Find, and do. Solve problems. Make it so.

"I often use the analogy of Web agents being like travel agents," says James Hendler, a computer science professor at the University of Maryland. "When I go to my travel agent and say where I want to go, they don't usually just say, 'Yes, you can get there.' They give me some options of different ways to get there. They think about some things I might have forgotten. Do I need a car, do I need a hotel reservation? And then they go do it for me."

Computers as a general rule do only what they're told to do. They don't have artificial intelligence in the classic sense. They have no common sense. IBM's Gruhl, the chief architect of a new product called WebFountain, points out that no computer has ever learned what any 2-year-old human knows.

A computer, he says, can become easily confused by the sentence "Tommy hit a boy with a broken leg." The computer doesn't understand that a broken leg is not going to be an instrument used in an attack. "Common sense, how the world works, even something like irony, are very difficult for computers to understand," says Gruhl.



Semantic Discussions


To achieve common sense, the Web needs to go through the infantile process of self-discovery. The Web doesn't really understand itself.
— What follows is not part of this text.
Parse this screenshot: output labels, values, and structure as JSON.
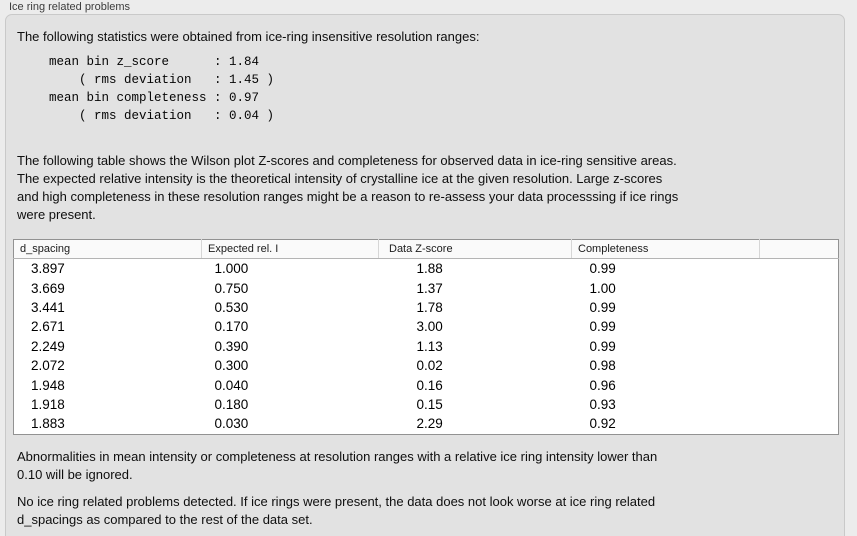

There's lots of information on the Web, but not much "information about information," also known as "metadata."

If you're a robotic search engine, you look for words in the text of a page, but ideally the page would have all manner of encoded labels that describe who wrote the material, and why, and when, and for what purpose, and in what context.
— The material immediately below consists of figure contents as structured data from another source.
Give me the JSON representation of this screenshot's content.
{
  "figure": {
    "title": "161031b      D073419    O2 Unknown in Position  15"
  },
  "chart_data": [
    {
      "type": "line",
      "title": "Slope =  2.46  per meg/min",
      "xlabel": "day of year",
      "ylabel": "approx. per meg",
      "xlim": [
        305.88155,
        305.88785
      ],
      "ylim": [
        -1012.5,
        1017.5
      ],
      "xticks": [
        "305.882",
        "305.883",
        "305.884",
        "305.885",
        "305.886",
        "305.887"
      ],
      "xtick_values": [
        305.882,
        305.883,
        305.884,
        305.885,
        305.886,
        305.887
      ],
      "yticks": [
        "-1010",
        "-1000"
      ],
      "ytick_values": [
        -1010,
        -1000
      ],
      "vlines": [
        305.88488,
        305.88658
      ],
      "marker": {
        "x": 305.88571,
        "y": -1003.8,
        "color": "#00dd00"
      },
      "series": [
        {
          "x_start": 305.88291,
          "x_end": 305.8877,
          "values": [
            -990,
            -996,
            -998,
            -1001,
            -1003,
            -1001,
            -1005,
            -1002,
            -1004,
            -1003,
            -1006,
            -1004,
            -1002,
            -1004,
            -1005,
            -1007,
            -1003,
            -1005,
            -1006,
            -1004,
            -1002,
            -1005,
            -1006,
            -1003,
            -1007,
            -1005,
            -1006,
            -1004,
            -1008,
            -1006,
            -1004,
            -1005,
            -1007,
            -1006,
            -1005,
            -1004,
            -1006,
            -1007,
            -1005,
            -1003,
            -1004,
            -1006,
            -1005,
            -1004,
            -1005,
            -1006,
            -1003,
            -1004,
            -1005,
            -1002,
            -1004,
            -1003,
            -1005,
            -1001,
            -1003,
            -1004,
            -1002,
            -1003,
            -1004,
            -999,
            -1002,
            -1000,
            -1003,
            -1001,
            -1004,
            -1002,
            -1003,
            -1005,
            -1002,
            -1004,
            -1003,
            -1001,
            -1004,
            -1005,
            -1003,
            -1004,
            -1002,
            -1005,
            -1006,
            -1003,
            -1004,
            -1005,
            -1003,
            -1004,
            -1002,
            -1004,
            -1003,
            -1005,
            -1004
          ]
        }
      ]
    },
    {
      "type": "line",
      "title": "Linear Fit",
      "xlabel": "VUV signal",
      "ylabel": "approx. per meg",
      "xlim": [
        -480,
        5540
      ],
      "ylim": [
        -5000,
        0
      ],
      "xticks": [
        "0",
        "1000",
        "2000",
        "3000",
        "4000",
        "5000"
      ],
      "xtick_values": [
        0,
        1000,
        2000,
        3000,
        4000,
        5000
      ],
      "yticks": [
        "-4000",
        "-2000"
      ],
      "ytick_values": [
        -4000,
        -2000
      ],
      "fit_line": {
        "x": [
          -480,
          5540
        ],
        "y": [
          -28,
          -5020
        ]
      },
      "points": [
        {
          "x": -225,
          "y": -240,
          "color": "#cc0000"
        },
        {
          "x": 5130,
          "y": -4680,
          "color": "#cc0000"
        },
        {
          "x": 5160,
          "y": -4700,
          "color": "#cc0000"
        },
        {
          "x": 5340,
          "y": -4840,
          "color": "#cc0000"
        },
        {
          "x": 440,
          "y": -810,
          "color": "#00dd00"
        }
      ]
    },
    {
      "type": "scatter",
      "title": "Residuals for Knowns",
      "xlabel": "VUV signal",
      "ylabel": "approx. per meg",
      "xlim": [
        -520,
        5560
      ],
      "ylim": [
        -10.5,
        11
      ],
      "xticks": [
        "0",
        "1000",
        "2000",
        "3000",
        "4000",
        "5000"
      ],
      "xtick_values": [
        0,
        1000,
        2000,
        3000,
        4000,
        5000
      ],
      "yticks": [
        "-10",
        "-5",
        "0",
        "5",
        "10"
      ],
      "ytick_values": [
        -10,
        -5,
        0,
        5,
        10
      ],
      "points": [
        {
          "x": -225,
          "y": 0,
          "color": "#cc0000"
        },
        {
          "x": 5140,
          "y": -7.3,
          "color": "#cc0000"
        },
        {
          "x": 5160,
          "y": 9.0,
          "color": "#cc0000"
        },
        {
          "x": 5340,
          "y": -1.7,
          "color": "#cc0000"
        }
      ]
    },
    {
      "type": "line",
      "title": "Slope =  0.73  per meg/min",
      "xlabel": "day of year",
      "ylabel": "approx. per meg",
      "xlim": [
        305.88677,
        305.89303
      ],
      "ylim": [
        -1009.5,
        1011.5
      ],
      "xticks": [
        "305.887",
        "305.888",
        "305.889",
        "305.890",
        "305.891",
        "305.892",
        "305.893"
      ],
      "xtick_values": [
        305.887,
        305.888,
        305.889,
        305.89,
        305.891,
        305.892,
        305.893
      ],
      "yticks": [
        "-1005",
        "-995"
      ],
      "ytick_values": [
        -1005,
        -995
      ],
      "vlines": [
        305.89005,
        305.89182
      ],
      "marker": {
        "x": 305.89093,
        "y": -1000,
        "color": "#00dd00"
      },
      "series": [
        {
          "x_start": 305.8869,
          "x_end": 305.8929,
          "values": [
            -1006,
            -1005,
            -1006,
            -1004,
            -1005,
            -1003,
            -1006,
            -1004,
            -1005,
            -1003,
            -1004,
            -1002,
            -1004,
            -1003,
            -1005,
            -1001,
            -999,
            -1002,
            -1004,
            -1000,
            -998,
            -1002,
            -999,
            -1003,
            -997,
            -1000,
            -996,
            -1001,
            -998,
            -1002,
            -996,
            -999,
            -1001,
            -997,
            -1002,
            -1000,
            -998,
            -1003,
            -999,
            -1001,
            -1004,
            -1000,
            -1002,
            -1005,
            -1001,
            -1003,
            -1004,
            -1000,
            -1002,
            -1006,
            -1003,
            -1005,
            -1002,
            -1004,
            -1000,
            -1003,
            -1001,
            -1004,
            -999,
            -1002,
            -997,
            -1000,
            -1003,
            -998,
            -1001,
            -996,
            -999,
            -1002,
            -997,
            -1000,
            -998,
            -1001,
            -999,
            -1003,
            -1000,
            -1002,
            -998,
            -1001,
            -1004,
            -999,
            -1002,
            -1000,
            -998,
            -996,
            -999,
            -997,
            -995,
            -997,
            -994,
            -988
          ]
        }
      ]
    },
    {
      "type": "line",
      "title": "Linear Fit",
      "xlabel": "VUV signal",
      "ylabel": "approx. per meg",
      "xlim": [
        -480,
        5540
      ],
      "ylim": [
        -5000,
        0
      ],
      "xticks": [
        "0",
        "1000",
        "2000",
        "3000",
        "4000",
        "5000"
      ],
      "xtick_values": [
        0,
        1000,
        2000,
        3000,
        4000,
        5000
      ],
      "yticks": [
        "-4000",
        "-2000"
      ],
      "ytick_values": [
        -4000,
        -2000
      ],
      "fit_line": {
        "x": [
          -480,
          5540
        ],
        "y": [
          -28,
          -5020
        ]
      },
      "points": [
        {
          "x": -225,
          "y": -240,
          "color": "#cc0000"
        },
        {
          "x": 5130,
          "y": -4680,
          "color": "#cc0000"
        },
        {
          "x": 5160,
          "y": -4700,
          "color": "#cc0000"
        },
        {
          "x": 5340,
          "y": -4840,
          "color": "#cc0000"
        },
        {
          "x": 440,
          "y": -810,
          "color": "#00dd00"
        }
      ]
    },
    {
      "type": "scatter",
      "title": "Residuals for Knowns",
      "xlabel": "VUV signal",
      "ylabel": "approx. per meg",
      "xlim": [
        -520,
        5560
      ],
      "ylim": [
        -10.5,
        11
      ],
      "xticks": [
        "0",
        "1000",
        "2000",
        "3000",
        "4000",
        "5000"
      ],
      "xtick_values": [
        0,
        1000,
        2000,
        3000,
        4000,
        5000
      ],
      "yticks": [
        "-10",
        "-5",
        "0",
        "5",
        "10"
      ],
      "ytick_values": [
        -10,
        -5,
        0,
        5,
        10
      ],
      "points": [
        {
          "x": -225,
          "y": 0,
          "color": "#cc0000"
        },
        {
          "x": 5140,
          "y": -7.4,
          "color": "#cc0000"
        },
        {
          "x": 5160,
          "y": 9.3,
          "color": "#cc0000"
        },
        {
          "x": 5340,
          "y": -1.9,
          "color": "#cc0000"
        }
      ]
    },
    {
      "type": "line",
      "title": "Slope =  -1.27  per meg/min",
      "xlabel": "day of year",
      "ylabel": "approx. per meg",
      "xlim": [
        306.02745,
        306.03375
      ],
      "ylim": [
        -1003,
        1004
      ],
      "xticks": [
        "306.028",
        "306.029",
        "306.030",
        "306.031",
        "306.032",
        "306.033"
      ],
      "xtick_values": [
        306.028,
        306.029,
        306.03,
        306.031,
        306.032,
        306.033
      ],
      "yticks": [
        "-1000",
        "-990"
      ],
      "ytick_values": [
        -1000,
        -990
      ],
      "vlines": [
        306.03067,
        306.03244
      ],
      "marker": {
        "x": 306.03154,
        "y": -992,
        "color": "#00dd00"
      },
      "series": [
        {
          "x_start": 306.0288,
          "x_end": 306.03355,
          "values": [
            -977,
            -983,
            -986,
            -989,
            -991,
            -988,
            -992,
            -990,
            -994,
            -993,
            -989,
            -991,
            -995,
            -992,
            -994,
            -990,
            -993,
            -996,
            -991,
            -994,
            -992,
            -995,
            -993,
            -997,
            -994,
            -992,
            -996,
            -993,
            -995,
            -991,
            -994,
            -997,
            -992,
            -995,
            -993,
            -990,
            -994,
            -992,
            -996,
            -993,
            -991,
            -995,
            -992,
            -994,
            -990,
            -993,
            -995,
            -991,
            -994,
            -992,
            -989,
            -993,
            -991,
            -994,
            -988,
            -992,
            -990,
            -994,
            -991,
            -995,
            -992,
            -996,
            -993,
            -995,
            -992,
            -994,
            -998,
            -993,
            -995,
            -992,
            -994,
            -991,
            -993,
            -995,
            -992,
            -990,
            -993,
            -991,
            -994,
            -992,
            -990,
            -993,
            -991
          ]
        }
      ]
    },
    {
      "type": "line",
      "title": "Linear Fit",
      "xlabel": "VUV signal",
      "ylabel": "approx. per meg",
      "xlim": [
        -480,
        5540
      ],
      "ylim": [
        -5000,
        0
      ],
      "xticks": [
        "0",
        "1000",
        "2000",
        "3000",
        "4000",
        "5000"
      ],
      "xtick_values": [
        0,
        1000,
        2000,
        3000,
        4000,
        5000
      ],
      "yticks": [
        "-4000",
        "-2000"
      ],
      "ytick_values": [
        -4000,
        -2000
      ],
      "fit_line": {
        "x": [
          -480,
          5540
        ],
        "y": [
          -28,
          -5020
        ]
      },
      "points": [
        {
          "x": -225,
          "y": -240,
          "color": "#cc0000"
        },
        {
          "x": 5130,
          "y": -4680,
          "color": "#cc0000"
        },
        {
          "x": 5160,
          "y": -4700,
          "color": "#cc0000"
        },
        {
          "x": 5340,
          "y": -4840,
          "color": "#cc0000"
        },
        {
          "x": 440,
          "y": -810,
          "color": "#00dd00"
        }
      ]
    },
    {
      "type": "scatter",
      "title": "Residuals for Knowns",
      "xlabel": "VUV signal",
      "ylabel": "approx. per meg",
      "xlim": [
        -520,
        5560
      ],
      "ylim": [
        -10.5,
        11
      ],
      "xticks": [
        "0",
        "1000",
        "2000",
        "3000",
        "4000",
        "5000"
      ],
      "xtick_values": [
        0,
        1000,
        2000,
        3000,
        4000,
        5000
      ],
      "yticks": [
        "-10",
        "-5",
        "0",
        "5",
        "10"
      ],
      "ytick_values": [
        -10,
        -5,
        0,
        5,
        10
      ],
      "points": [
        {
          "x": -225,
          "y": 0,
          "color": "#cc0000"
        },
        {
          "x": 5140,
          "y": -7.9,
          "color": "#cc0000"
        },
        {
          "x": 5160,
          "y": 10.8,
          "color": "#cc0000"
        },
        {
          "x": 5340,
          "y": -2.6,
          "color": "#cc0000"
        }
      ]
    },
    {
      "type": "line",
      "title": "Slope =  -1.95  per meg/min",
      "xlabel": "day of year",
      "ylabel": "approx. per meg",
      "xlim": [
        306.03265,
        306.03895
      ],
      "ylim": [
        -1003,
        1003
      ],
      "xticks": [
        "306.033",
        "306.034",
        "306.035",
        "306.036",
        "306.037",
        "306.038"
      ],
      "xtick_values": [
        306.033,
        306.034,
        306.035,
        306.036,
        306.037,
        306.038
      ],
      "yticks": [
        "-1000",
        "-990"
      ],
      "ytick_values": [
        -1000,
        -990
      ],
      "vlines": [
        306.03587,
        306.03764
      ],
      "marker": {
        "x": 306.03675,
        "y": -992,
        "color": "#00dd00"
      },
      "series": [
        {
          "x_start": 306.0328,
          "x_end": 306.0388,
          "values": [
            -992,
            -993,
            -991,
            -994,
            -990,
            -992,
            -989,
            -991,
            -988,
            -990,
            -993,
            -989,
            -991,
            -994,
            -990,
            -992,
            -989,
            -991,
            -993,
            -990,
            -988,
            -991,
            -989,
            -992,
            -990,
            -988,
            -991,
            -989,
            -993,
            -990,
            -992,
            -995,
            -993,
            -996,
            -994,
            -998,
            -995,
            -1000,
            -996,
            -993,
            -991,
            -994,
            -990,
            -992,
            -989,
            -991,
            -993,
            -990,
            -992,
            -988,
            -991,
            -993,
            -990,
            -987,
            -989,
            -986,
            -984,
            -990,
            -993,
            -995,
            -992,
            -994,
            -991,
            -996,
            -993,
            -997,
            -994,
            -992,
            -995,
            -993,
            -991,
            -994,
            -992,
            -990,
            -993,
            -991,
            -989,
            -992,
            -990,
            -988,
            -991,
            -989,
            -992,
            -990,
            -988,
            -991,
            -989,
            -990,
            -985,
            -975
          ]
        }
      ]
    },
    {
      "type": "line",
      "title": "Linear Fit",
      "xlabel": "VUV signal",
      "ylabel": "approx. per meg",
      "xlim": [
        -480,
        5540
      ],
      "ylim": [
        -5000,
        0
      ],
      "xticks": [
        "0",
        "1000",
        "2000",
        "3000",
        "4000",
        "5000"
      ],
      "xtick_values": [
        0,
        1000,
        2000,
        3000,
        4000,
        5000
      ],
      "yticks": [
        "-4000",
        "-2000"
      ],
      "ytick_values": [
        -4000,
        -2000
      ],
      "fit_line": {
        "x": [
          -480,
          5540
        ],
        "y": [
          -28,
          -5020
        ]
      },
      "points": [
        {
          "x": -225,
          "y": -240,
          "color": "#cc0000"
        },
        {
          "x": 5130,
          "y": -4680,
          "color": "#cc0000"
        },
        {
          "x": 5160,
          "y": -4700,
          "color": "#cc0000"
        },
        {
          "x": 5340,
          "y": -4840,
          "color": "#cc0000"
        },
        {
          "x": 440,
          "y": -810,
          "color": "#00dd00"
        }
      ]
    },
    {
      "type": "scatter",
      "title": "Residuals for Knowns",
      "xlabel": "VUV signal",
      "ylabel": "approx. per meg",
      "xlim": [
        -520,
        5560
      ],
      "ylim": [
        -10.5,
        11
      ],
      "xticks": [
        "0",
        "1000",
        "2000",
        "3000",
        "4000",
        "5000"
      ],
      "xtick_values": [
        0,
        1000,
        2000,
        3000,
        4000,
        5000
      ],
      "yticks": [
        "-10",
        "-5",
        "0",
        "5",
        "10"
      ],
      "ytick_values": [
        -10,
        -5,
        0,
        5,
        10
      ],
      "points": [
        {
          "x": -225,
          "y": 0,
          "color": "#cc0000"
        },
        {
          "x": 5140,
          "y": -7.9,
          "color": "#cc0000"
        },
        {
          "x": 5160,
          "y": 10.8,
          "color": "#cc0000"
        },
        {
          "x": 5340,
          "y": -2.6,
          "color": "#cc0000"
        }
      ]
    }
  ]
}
Hendler explains the problem this way: If you type into Google the words "how many cows in Texas," Google will rummage through sites with the words "cow" and "many" and "Texas," and so forth, but you may have trouble finding out how many cows there are in Texas. The typical Web page involving cows and Texas doesn't have anything to do with the larger concept of bovine demographics. (The first Google result that comes up is an article titled "Mineral Supplementation of Beef Cows in Texas" by the unbelievably named Dennis Herd.)
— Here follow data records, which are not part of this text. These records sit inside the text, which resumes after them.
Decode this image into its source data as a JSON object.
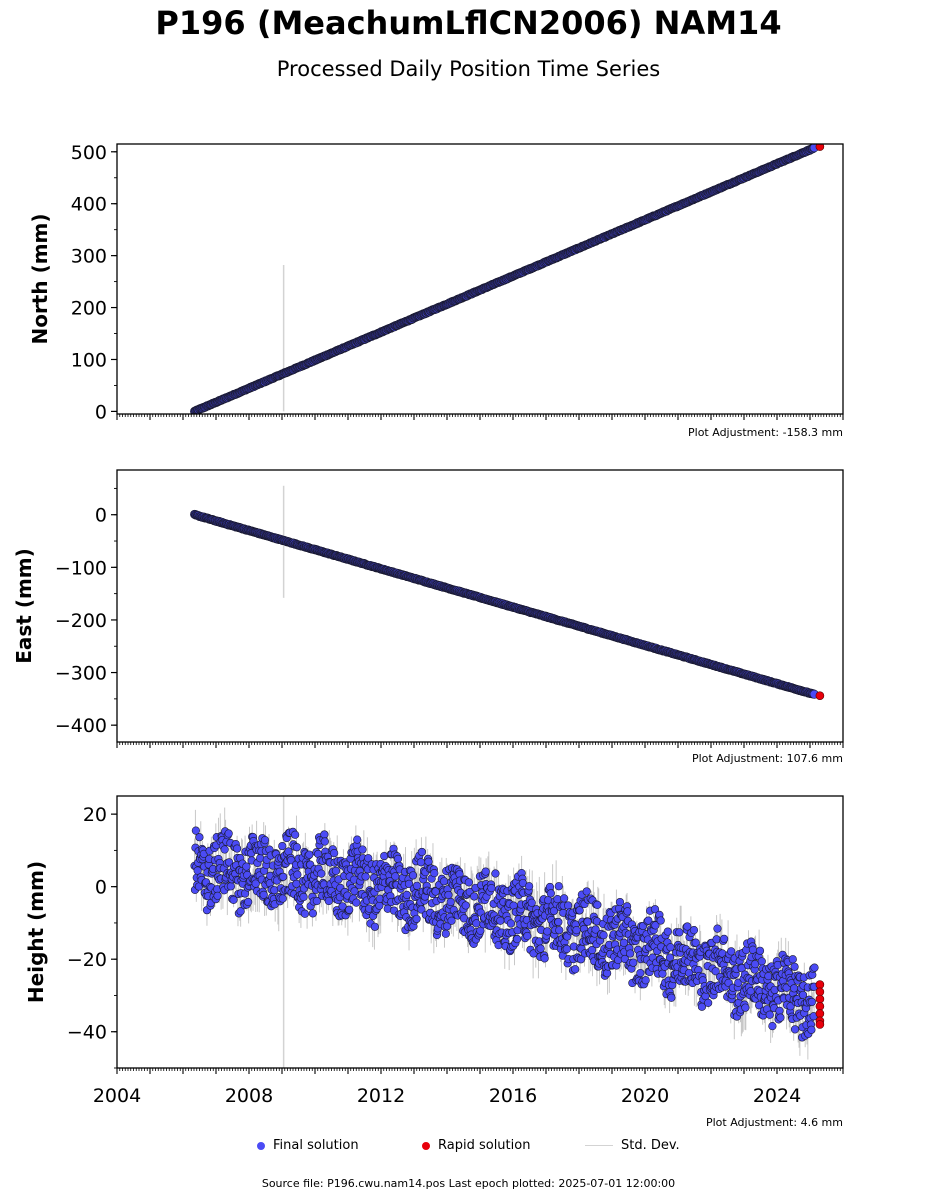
{
  "title": "P196 (MeachumLflCN2006) NAM14",
  "subtitle": "Processed Daily Position Time Series",
  "footer": "Source file: P196.cwu.nam14.pos  Last epoch plotted: 2025-07-01 12:00:00",
  "legend": {
    "final": "Final solution",
    "rapid": "Rapid solution",
    "std": "Std. Dev."
  },
  "colors": {
    "final": "#4b4bf5",
    "rapid": "#e8000b",
    "std": "#d3d3d3",
    "edge": "#1a1a2e"
  },
  "chart_data": [
    {
      "type": "scatter",
      "ylabel": "North (mm)",
      "adjustment": "Plot Adjustment: -158.3 mm",
      "xlim": [
        2004,
        2026
      ],
      "ylim": [
        -5,
        515
      ],
      "yticks": [
        0,
        100,
        200,
        300,
        400,
        500
      ],
      "ytick_labels": [
        "0",
        "100",
        "200",
        "300",
        "400",
        "500"
      ],
      "final_trend": [
        [
          2006.35,
          0
        ],
        [
          2025.15,
          508
        ]
      ],
      "rapid_points": [
        [
          2025.3,
          510
        ]
      ],
      "std_spike": {
        "x": 2009.05,
        "ymin": 0,
        "ymax": 282
      }
    },
    {
      "type": "scatter",
      "ylabel": "East (mm)",
      "adjustment": "Plot Adjustment: 107.6 mm",
      "xlim": [
        2004,
        2026
      ],
      "ylim": [
        -432,
        85
      ],
      "yticks": [
        0,
        -100,
        -200,
        -300,
        -400
      ],
      "ytick_labels": [
        "0",
        "−100",
        "−200",
        "−300",
        "−400"
      ],
      "final_trend": [
        [
          2006.35,
          0
        ],
        [
          2025.15,
          -342
        ]
      ],
      "rapid_points": [
        [
          2025.3,
          -344
        ]
      ],
      "std_spike": {
        "x": 2009.05,
        "ymin": -158,
        "ymax": 55
      }
    },
    {
      "type": "scatter",
      "ylabel": "Height (mm)",
      "adjustment": "Plot Adjustment: 4.6 mm",
      "xlim": [
        2004,
        2026
      ],
      "ylim": [
        -50,
        25
      ],
      "yticks": [
        20,
        0,
        -20,
        -40
      ],
      "ytick_labels": [
        "20",
        "0",
        "−20",
        "−40"
      ],
      "xticks": [
        2004,
        2008,
        2012,
        2016,
        2020,
        2024
      ],
      "xtick_labels": [
        "2004",
        "2008",
        "2012",
        "2016",
        "2020",
        "2024"
      ],
      "final_trend": [
        [
          2006.35,
          5
        ],
        [
          2010,
          3
        ],
        [
          2014,
          -3
        ],
        [
          2018,
          -12
        ],
        [
          2022,
          -22
        ],
        [
          2025.15,
          -32
        ]
      ],
      "final_spread": 9,
      "rapid_points": [
        [
          2025.3,
          -27
        ],
        [
          2025.3,
          -29
        ],
        [
          2025.3,
          -31
        ],
        [
          2025.3,
          -33
        ],
        [
          2025.3,
          -35
        ],
        [
          2025.3,
          -37
        ],
        [
          2025.3,
          -38
        ]
      ],
      "std_spike": {
        "x": 2009.05,
        "ymin": -50,
        "ymax": 25
      }
    }
  ]
}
Hendler, along with World Wide Web inventor Tim Berners-Lee, is working on the Semantic Web , a project to implant the background tags, the metadata, on Web sites. The dream is to make it easier not only for humans, but also machines, to search the Web. Moreover, searches will go beyond text and look at music, films, and anything else that's digitized. "We're trying to make the Web a little smarter," Hendler says.

But Peter Norvig, director of search quality at Google, points out that the current keyword-driven searching system, clumsy though it may be and so heavily reliant on serendipity, still works well for most situations.

"Part of the problem is that keywords are so good," he says. "Most of the time the words do what you want them to do."

Billions of dollars are at stake in this race to invent the next mousetrap, and Google faces serious challenges. Yahoo! has long had a partnership with Google, using it to power many of its searches, but Yahoo! has since acquired two other search engine companies, and plans to drop Google in favor of its own Web crawlers. Microsoft, meanwhile, is sure to make search a fundamental element of the next version of its operating system , due in 2006 and code-named Longhorn.

Will Google get steamrolled like Netscape?

"We spend most of our time worrying about ourselves and not our competition," says Google's Norvig.

Technology creates a horizon beyond which human destiny is unknowable, because we can't anticipate all the crazy stuff that brilliant people will invent. The author Michael Crichton has pointed out that a person in the year 1900 might have contemplated all the human beings who would be on the planet in the year 2000, and wondered how it would be possible to obtain enough horses for everyone.

And where would they put all the horse droppings?

Specific predictions are usually wrong. But a general trend has emerged over the course of centuries: Information escapes confinement. Information has been able to break free from monasteries, libraries, school-board-sanctioned textbooks, and corporate publishers. In the Middle Ages, books were kept chained to desks. Information is now completely unchained.

It has a life of its own -- and someday perhaps that won't be just a metaphor.